“Yes, I am here. My home is here at The Harbor, and you can see the house through this window; that white house beyond the fishflakes in the field. There are some apple–trees back of it, which you can see.”
“I didn’t know you were here,” said Walter again, looking off from the house, and rapidly taking the picture of the young teacher. She was hardly of medium height, and was simply clad, in a black alpaca dress, wearing at her throat a crimson ribbon pinned with a small cross of gold. Her brown hair was very soft and fine, and of a luxuriant growth. Her features were a little irregular, but her complexion was fair, and then a certain brightness and directness of look gave her blue eyes a magnetic power.

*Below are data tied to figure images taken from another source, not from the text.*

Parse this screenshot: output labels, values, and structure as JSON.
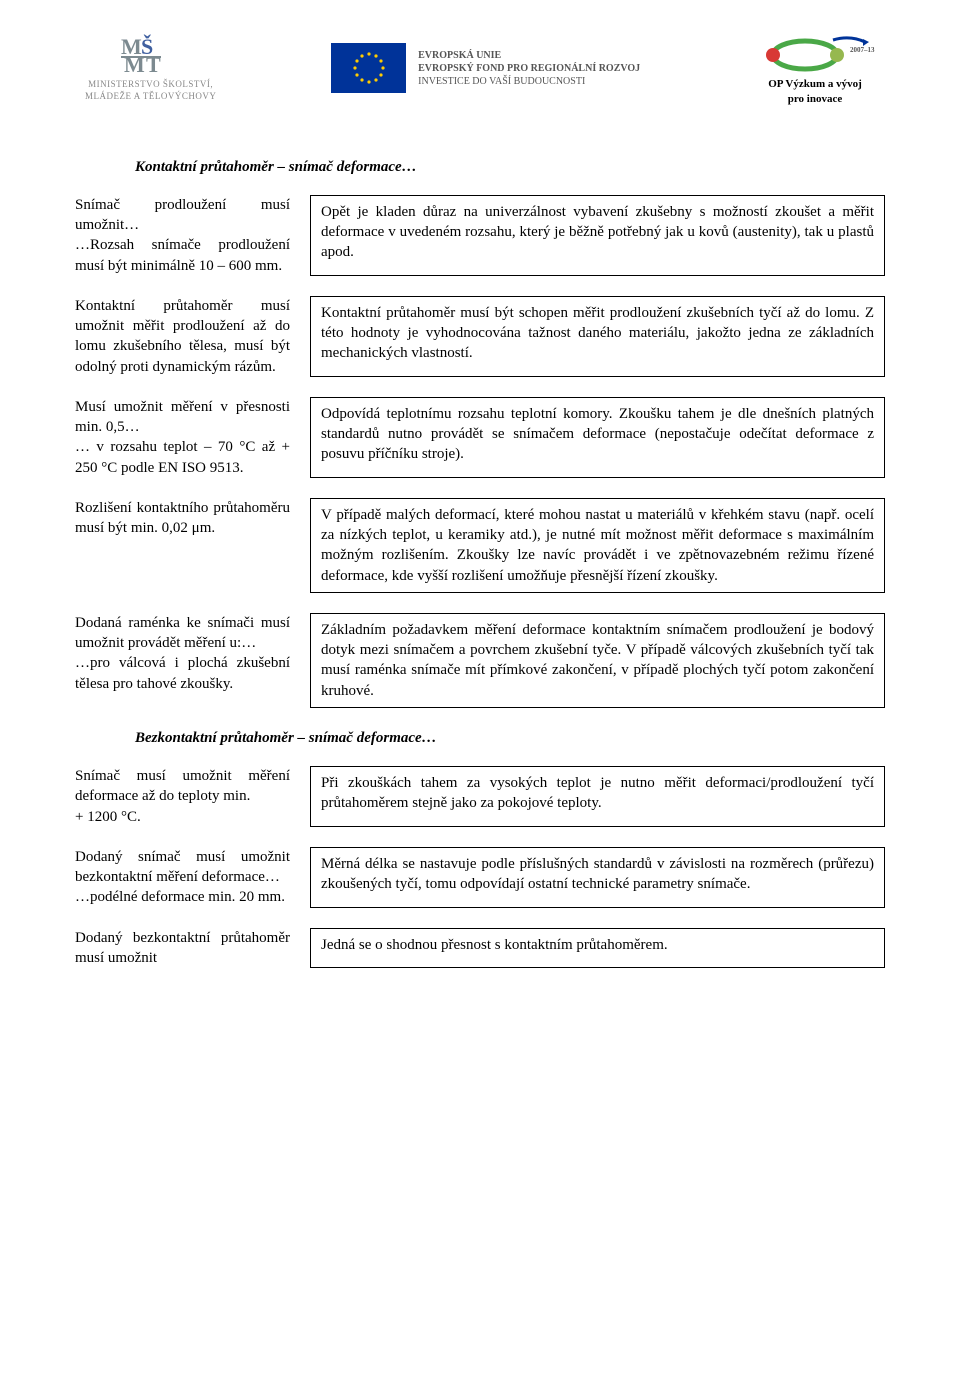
{
  "header": {
    "msmt": {
      "line1": "MINISTERSTVO ŠKOLSTVÍ,",
      "line2": "MLÁDEŽE A TĚLOVÝCHOVY"
    },
    "eu": {
      "line1": "EVROPSKÁ UNIE",
      "line2": "EVROPSKÝ FOND PRO REGIONÁLNÍ ROZVOJ",
      "line3": "INVESTICE DO VAŠÍ BUDOUCNOSTI"
    },
    "op": {
      "year": "2007–13",
      "line1": "OP Výzkum a vývoj",
      "line2": "pro inovace"
    }
  },
  "section1_title": "Kontaktní průtahoměr – snímač deformace…",
  "section2_title": "Bezkontaktní průtahoměr – snímač deformace…",
  "rows": [
    {
      "left": "Snímač prodloužení musí umožnit…\n…Rozsah snímače prodloužení musí být minimálně 10 – 600 mm.",
      "right": "Opět je kladen důraz na univerzálnost vybavení zkušebny s možností zkoušet a měřit deformace v uvedeném rozsahu, který je běžně potřebný jak u kovů (austenity), tak u plastů apod."
    },
    {
      "left": "Kontaktní průtahoměr musí umožnit měřit prodloužení až do lomu zkušebního tělesa, musí být odolný proti dynamickým rázům.",
      "right": "Kontaktní průtahoměr musí být schopen měřit prodloužení zkušebních tyčí až do lomu. Z této hodnoty je vyhodnocována tažnost daného materiálu, jakožto jedna ze základních mechanických vlastností."
    },
    {
      "left": "Musí umožnit měření v přesnosti min. 0,5…\n… v rozsahu teplot – 70 °C až + 250 °C podle EN ISO 9513.",
      "right": "Odpovídá teplotnímu rozsahu teplotní komory. Zkoušku tahem je dle dnešních platných standardů nutno provádět se snímačem deformace (nepostačuje odečítat deformace z posuvu příčníku stroje)."
    },
    {
      "left": "Rozlišení kontaktního průtahoměru musí být min. 0,02 μm.",
      "right": "V případě malých deformací, které mohou nastat u materiálů v křehkém stavu (např. ocelí za nízkých teplot, u keramiky atd.), je nutné mít možnost měřit deformace s maximálním možným rozlišením. Zkoušky lze navíc provádět i ve zpětnovazebném režimu řízené deformace, kde vyšší rozlišení umožňuje přesnější řízení zkoušky."
    },
    {
      "left": "Dodaná raménka ke snímači musí umožnit provádět měření u:…\n…pro válcová i plochá zkušební tělesa pro tahové zkoušky.",
      "right": "Základním požadavkem měření deformace kontaktním snímačem prodloužení je bodový dotyk mezi snímačem a povrchem zkušební tyče. V případě válcových zkušebních tyčí tak musí raménka snímače mít přímkové zakončení, v případě plochých tyčí potom zakončení kruhové."
    }
  ],
  "rows2": [
    {
      "left": "Snímač musí umožnit měření deformace až do teploty min.\n+ 1200 °C.",
      "right": "Při zkouškách tahem za vysokých teplot je nutno měřit deformaci/prodloužení tyčí průtahoměrem stejně jako za pokojové teploty."
    },
    {
      "left": "Dodaný snímač musí umožnit bezkontaktní měření deformace…\n…podélné deformace min. 20 mm.",
      "right": "Měrná délka se nastavuje podle příslušných standardů v závislosti na rozměrech (průřezu) zkoušených tyčí, tomu odpovídají ostatní technické parametry snímače."
    },
    {
      "left": "Dodaný bezkontaktní průtahoměr musí umožnit",
      "right": "Jedná se o shodnou přesnost s kontaktním průtahoměrem."
    }
  ],
  "colors": {
    "text": "#000000",
    "background": "#ffffff",
    "border": "#000000",
    "eu_blue": "#003399",
    "eu_star": "#ffcc00",
    "op_green": "#4aa847",
    "op_red": "#d83935",
    "msmt_gray": "#7c8a90"
  }
}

“Yes,” she laughingly said, “I suppose you would call me the village ‘schoolmarm,’ at least, this fall. When I was a little girl, I remember—sitting on one of those benches in front,—I had an ambition to be some day the teacher of the school. But, Plympton, I have been wanting to see you, and thank you for your kindness to my brother, Woodbury. He has—has—a weakness, as you know; and what you did that afternoon, checked him when he was sorely tempted.”
“I am very glad if I did any good. And—and—I have thought I would like to thank you, sometime.”
“For what?”
“Do you remember your composition?”
“Oh, I believe I wrote a number of them. Which one was it?”
“That one called, ‘What are we living for?’ That influenced me a good deal,” said Walter, rising as if to go.
“Did it? I never knew that it helped anybody, except, perhaps, it set me to thinking more fully afterwards on the subject. Are you going?”
“I think I must. But I want to thank you for what you said; and if I can help Woodbury, I will.”